Epigenetic regulation starts with DNA wound around a set of completely acetylated histones associated with an activated, fully transcribed gene. Transcriptional repression is initiated by deacetylating multiple lysine residues of histone proteins near the promoter. These lysines can be methylated up to three times per lysine, each time resulting in gene shutdown. Also, the cytosines in the gene can be methylated at their 5' carbon. Each modification in this chain from acetylation to DNA methylation is associated with a compaction of the gene into dense, untranscribable chromatin.
DNA methylation, histone modifications, and changes to higher-order chromatin structure play a central role in the regulation of mammalian genome organization. The epigenetic signature of any cell provides valuable information about its cellular state, its developmental potential, and its overall health.
DNA methylation is a normally occurring modification in both eukaryotic and prokaryotic organisms. In many plants and animals, it is characterized by the biochemical addition of a methyl group (-CH3) to the cytosine C5 in cytosinephosphate- guanine (CpG) dinucleotides via a methyltransferase enzyme. In plants, the cytosine can be methylated in the CpG, CpNpG, and CpNpN contexts, where N represents any base except guanine. Bacteria tend to methylate adenosine.

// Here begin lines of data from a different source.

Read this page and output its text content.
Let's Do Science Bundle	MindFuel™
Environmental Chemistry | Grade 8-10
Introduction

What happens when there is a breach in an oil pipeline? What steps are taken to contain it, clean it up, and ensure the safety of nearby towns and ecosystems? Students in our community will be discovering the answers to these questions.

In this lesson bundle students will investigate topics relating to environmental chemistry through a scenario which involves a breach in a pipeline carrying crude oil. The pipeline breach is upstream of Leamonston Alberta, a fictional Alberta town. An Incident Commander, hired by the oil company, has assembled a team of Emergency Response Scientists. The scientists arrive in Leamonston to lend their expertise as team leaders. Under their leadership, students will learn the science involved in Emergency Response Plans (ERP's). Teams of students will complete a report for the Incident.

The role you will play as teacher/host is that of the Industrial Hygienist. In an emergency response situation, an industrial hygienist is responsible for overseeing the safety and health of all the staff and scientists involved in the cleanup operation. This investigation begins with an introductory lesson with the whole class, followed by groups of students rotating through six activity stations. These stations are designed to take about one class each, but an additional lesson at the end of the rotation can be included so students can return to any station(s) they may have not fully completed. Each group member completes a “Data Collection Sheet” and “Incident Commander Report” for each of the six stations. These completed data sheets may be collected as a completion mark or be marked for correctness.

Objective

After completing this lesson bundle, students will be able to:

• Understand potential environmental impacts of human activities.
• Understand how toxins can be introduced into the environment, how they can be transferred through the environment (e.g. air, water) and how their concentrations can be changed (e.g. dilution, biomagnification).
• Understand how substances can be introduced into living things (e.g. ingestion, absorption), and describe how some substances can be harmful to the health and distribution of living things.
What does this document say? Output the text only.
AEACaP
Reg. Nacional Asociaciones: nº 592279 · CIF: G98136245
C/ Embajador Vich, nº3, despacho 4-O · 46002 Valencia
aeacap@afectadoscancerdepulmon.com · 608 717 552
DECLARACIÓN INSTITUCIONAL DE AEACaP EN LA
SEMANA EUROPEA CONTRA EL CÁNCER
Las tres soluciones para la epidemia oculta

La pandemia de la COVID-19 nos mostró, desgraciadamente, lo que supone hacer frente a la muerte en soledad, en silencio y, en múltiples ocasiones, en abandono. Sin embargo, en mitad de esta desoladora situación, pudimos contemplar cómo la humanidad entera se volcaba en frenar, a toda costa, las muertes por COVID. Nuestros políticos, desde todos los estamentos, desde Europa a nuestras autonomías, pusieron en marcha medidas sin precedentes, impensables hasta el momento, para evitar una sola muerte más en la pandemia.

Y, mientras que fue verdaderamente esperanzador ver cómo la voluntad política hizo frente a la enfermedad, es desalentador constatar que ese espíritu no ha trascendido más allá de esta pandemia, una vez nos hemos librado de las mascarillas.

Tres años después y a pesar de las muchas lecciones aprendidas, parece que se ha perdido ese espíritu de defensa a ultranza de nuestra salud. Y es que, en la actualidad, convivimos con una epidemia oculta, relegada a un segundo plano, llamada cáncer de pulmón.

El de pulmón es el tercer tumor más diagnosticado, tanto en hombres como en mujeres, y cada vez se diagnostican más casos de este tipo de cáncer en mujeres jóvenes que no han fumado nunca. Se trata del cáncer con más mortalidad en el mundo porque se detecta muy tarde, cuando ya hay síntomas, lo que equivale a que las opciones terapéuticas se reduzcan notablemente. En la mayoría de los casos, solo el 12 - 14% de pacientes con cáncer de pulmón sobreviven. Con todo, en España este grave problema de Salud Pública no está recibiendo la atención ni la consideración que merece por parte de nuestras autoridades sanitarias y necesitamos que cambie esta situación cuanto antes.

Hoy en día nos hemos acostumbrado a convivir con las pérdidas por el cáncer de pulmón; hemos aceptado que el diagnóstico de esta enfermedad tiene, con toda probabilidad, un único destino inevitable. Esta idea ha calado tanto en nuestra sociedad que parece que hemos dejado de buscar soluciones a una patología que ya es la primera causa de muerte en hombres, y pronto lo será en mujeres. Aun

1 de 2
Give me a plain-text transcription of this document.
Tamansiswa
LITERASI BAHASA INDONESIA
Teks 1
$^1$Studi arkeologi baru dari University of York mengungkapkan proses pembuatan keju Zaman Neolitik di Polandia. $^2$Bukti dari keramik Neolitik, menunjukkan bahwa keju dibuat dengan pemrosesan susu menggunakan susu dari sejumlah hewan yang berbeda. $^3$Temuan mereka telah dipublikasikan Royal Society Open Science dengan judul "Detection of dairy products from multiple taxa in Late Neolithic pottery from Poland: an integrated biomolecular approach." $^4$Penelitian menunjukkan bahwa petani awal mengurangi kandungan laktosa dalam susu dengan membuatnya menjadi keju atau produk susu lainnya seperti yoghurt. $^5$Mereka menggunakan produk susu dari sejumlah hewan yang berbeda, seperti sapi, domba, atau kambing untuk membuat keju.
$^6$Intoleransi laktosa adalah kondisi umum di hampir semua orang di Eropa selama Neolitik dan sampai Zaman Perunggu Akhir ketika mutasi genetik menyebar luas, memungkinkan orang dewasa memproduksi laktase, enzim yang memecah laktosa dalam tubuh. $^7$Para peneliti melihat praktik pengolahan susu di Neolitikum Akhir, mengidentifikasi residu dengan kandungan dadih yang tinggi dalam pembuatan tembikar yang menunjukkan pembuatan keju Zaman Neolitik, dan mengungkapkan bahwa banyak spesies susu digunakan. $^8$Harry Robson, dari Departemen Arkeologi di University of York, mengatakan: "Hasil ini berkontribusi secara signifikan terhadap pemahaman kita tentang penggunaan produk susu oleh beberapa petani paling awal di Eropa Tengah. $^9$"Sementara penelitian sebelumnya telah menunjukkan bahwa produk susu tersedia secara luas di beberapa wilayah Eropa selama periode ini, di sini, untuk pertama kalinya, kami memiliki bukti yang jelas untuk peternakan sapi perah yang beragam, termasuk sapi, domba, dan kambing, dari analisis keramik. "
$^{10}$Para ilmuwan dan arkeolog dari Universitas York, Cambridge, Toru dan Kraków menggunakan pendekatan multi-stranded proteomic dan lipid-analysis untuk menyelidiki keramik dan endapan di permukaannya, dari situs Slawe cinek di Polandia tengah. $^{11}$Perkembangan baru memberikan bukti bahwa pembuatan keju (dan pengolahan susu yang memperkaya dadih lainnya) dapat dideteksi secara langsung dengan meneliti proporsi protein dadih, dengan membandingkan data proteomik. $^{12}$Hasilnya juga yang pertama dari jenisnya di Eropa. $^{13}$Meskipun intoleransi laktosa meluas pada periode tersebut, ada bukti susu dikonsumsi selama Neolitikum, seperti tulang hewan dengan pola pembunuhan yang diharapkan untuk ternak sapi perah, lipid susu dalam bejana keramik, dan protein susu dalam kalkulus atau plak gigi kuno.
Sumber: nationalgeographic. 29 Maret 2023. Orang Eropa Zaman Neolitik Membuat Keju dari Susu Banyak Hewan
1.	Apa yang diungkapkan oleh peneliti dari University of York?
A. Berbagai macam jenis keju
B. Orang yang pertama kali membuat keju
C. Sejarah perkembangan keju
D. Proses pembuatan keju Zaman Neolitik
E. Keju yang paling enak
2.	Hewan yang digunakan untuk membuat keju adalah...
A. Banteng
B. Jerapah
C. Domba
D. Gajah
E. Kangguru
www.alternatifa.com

The majority of CpG dinucleotides in the mammalian genome are methylated (5-methylcytosine). Those that are unmethylated typically reside in so called CpG islands, or G+C-rich regions >300 bp in length where the observed to expected ratio of CpG is >0.6. CpG islands typically reside at the 5' ends of genes, and the majority of all human genes have CpG islands at their 5' end. When CpG islands become aberrantly hypermethylated, it is generally associated with decreased expression of the gene. DNA methylation is an epigenetic event that is involved in embryonic development and cell cycle regulation; hence analyzing DNA methylation is necessary for understanding gene expression.
DNA methylation.A methyl group addition to the cytosine carbon 5 in cytosine-phosphate-guanine (CpG) and other nucleotide sequences inhibits the binding of transcription factors to promoters.